A whole gaggle of men and women giggling, at the end of a long work day.
As if to say:
Of all the things a Toronto motorist expects on his way home from work, it’s not this.
Dedicated to drivers in every city who stop and wait for the geese at this time of year.
29 thoughts on “A Gaggle and a Giggle”
fun story and title!
Thanks! Hope you’re doing well, Brad.
Yes, but it’s a long holiday. We’ll see when looking for work and income hits tomorrow! XD
All my best to you.
I figure anyone who can do what you’ve done with your blog, has a LOT going for him.
You have reason to be confident.
Thanks Cynthia. I appreciate your encouragement.
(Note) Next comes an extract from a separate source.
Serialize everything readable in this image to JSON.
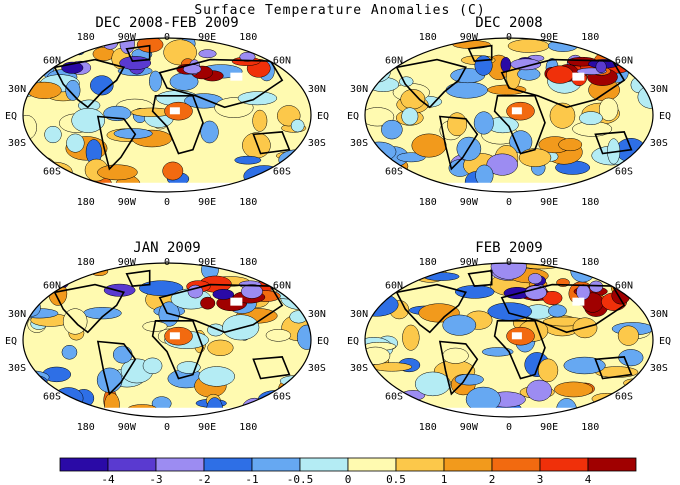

Makes me smile, Cynthia. We stopped for a family ourselves, hubby and I, just yesterday, for a long time. Mother or Father wouldn’t leave the street, kept straining her/his neck backward, as if looking for a missing one. 🙂
I wonder if one was missing…..
I forget: what city do you live in – or near?
I live in the suburbs of Philadelphia.
Lovely post, mother nature is great at getting us to slow down!
One way or another, she does!
Awwww. I remember us stopping for some ducks on the way to my grand parents’ house. One came round to the window and quacked as if to say thank you.
That’s such a great image, MT. Thanks for sharing. I know it’s a busy time for you right now with finishing up books 3 and 4, so thanks for taking the time to visit.
It’s a pleasure. To be honest, the books are OK, it’s the kitten and my boy that are taking up the time this week.
What a treat this post was. It seems such a shame that often life takes us so far away from nature, so it is very reassuring to see how quickly folk can reconnect with it in a situation like this.
So right, Karen. We see something and realize how precious nature is, eh?
Gee, I’m sorry for always saying ‘eh’. I’m a silly Canadian — goose.
Fascinating how we will stop for wildlife. I have seen the same here with ducklings; endless patience by humans as the ducks cross the road. Reminds me of this story http://en.wikipedia.org/wiki/Make_Way_for_Ducklings
What a great story! The ducklings have great names too.
This is a lovely story, Cynthia! Thank-you for sharing it.
Thank you for reading it.
U know, I *love* Canada geese. There. I said it. 😉
I’m glad you love the geese. A lot of people don’t, as you know.
(There’s a whole chapter in my book about my husband and the Canada Geese. Our family still laughs when we remember it.)
A refreshing blog you share here, Cynthia. Thank you.
Thank you, Eric. so glad you took the time to visit my blog.
Reblogged this on Cynthia Reyes – Author and commented:
How did the geese cross the road?
We have lots of Canada geese vacationing here and we do the same!
Making way for goslings! They seem to bring out the best of motorists.
Don’t you love it? I remember, long time ago, on a major highway near a toll booth all the cars standing stock still while a mama Mallard and her babies crossed all 8 lanes. If so many can be so kind to geese and ducks, why can’t we all do better at getting along? (no answer needed, 🙂
Oh we have that problem on the Island too. These little geese have no fear and their mothers are strong willed not to be intimidated by a horn to move along. Fun post!